The Thailand floods that killed the tourism industry of the country for almost three months and the smog that covered Europe and left millions of people stranded in Europe further strengthens Sri Lanka’s claim to be ‘Treasures of Sri Lanka’ being seen in the ethical way.

Sri Lanka awareness – 4% globally

At a recent world tourism survey done on a brand tracking exercise done by a set of university students in Harvard, it has been found out that only 4% globally are aware of Sri Lanka whilst only 3% consider the country as a possible vacation hotspot. When I did a desk research via Google trends, this information was confirmed.

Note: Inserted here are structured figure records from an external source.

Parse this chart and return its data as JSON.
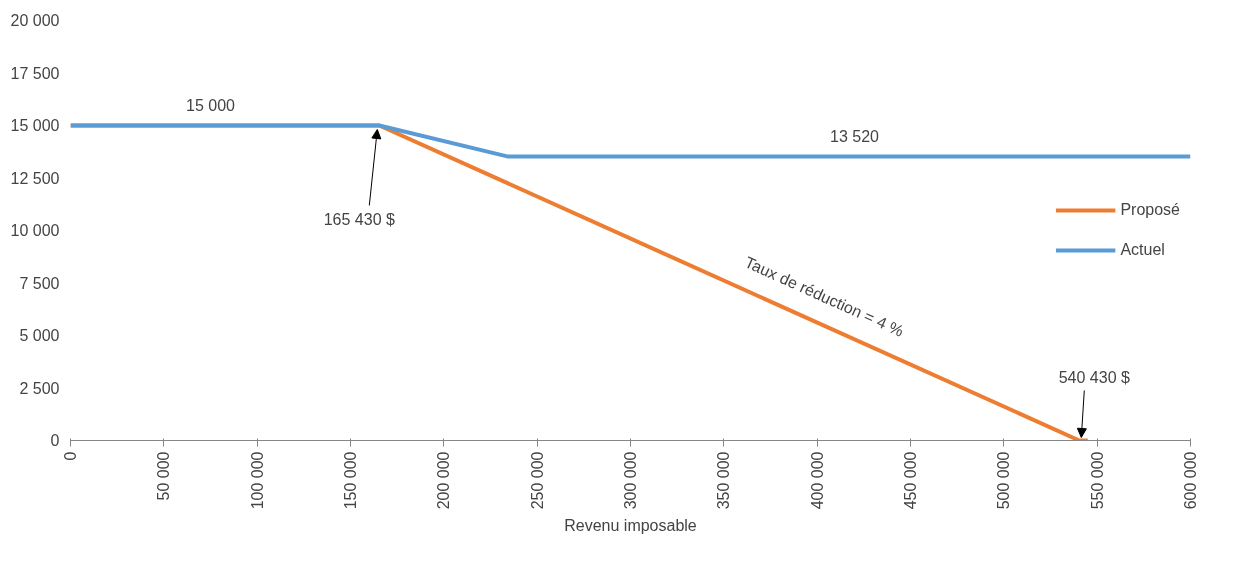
{
  "chart_data": {
    "type": "line",
    "xlabel": "Revenu imposable",
    "xlim": [
      0,
      600000
    ],
    "xticks": [
      {
        "value": 0,
        "label": "0"
      },
      {
        "value": 50000,
        "label": "50 000"
      },
      {
        "value": 100000,
        "label": "100 000"
      },
      {
        "value": 150000,
        "label": "150 000"
      },
      {
        "value": 200000,
        "label": "200 000"
      },
      {
        "value": 250000,
        "label": "250 000"
      },
      {
        "value": 300000,
        "label": "300 000"
      },
      {
        "value": 350000,
        "label": "350 000"
      },
      {
        "value": 400000,
        "label": "400 000"
      },
      {
        "value": 450000,
        "label": "450 000"
      },
      {
        "value": 500000,
        "label": "500 000"
      },
      {
        "value": 550000,
        "label": "550 000"
      },
      {
        "value": 600000,
        "label": "600 000"
      }
    ],
    "ylim": [
      0,
      20000
    ],
    "yticks": [
      {
        "value": 0,
        "label": "0"
      },
      {
        "value": 2500,
        "label": "2 500"
      },
      {
        "value": 5000,
        "label": "5 000"
      },
      {
        "value": 7500,
        "label": "7 500"
      },
      {
        "value": 10000,
        "label": "10 000"
      },
      {
        "value": 12500,
        "label": "12 500"
      },
      {
        "value": 15000,
        "label": "15 000"
      },
      {
        "value": 17500,
        "label": "17 500"
      },
      {
        "value": 20000,
        "label": "20 000"
      }
    ],
    "series": [
      {
        "name": "Proposé",
        "color": "#ed7d31",
        "x": [
          0,
          165430,
          540430,
          545000
        ],
        "values": [
          15000,
          15000,
          0,
          0
        ]
      },
      {
        "name": "Actuel",
        "color": "#5b9bd5",
        "x": [
          0,
          165430,
          234500,
          600000
        ],
        "values": [
          15000,
          15000,
          13520,
          13520
        ]
      }
    ],
    "annotations": [
      {
        "text": "15 000",
        "x": 75000,
        "y": 15000
      },
      {
        "text": "13 520",
        "x": 420000,
        "y": 13520
      },
      {
        "text": "165 430 $",
        "x": 165430,
        "y": 15000
      },
      {
        "text": "540 430 $",
        "x": 540430,
        "y": 0
      },
      {
        "text": "Taux de réduction = 4 %",
        "x": 398000,
        "y": 5700
      }
    ],
    "legend": "right",
    "grid": false,
    "line_style": "solid",
    "marker": "none"
  }
}
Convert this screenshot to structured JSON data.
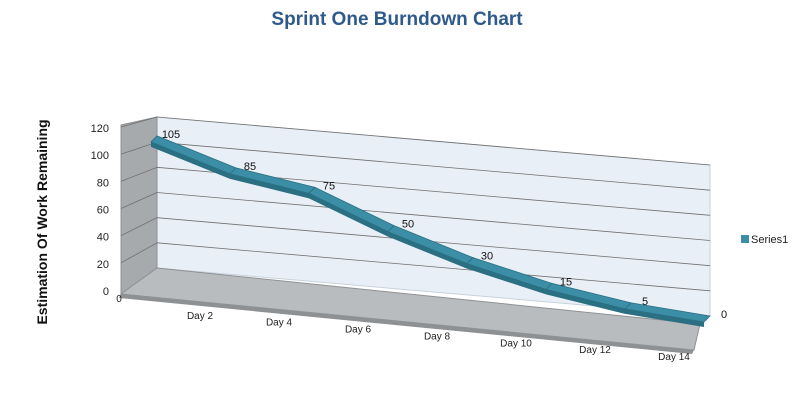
{
  "chart_data": {
    "type": "line",
    "title": "Sprint One Burndown Chart",
    "xlabel": "",
    "ylabel": "Estimation Of Work Remaining",
    "categories": [
      "0",
      "Day 2",
      "Day 4",
      "Day 6",
      "Day 8",
      "Day 10",
      "Day 12",
      "Day 14"
    ],
    "series": [
      {
        "name": "Series1",
        "values": [
          105,
          85,
          75,
          50,
          30,
          15,
          5,
          0
        ]
      }
    ],
    "ylim": [
      0,
      120
    ],
    "yticks": [
      0,
      20,
      40,
      60,
      80,
      100,
      120
    ],
    "grid": true,
    "legend": "right",
    "data_labels": true,
    "colors": {
      "series": "#3b8ea5",
      "series_dark": "#2a6f82",
      "wall": "#e9eff6",
      "floor": "#b9bcbf",
      "side": "#a7aaad"
    }
  }
}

If we once again look at this data in positively, we can once again take advantage of this data. Since the current positioning is not strongly registered, we can now create awareness of the new positioning for Sri Lanka – ‘Treasures of Sri Lanka’ the ethical way that can add to the ‘Wonder of Asia’ theme.

If can push our market share to 2%, we can make this industry be a 100 billion industry for Sri Lanka. What is now required is to develop a short-term objective in our key markets of India, UK, France and Germany and increase the awareness of the new position to 10% and the consideration score to 7% .

The business opportunity

The UNWTO report states that over 175 million travellers have visited Asia in the last year and nine million of them have come to South Asia. This means that we have just over a six per cent market share of the South Asian market.

The reason for this choice of South Asia has been the ability of exploration and discovery that no other region can offer. The recent registration of over 11 new airlines coming into Sri Lanka further justifies this new positioning that we can harp on with brand Sri Lanka.

I feel Sri Lanka can exploit this opportunity big time creating awareness of the country as ‘Treasures of Sri Lanka’ the ethical way given the above data but on the theme ‘Wonder of Asia’. After all our treasure trove includes culture, beaches, sporting, wildlife, adventure, agriculture – i.e. tea, night life, off-beaten tracks, nature trails, ethically manufactured garments and good accommodation wrapped around with smiling warm people. This can trigger a hook on to the all-important emotional reason to visit Sri Lanka by the five-star tourist.

May be with the proposition of highlighting ‘Treasures of Sri Lanka – The Ethical Way,’ we can set Sri Lanka apart and take the high ground as at the end of the day we are fighting with giants like Singapore and Malaysian, which invests over US$ 20 million annually to attract top end travellers. Maybe with this strong proposition we can beat the fat budgets of the competitors by way of differentiation.

The reason why I am proposing that we target only the Western markets for the launch of this new positioning is because the average income of a traveller from UK, France and Germany (which are the top three markets for Sri Lanka) is around US$ 21,000. This gives us an indication of the purchasing power of a visitor to Sri Lanka and in turn the earning potential for the country.

(The author is actively involved in the growth agenda of the economy at policy and implementation level and is an alumnus of Harvard University, Boston. The thoughts are strictly his personal views.)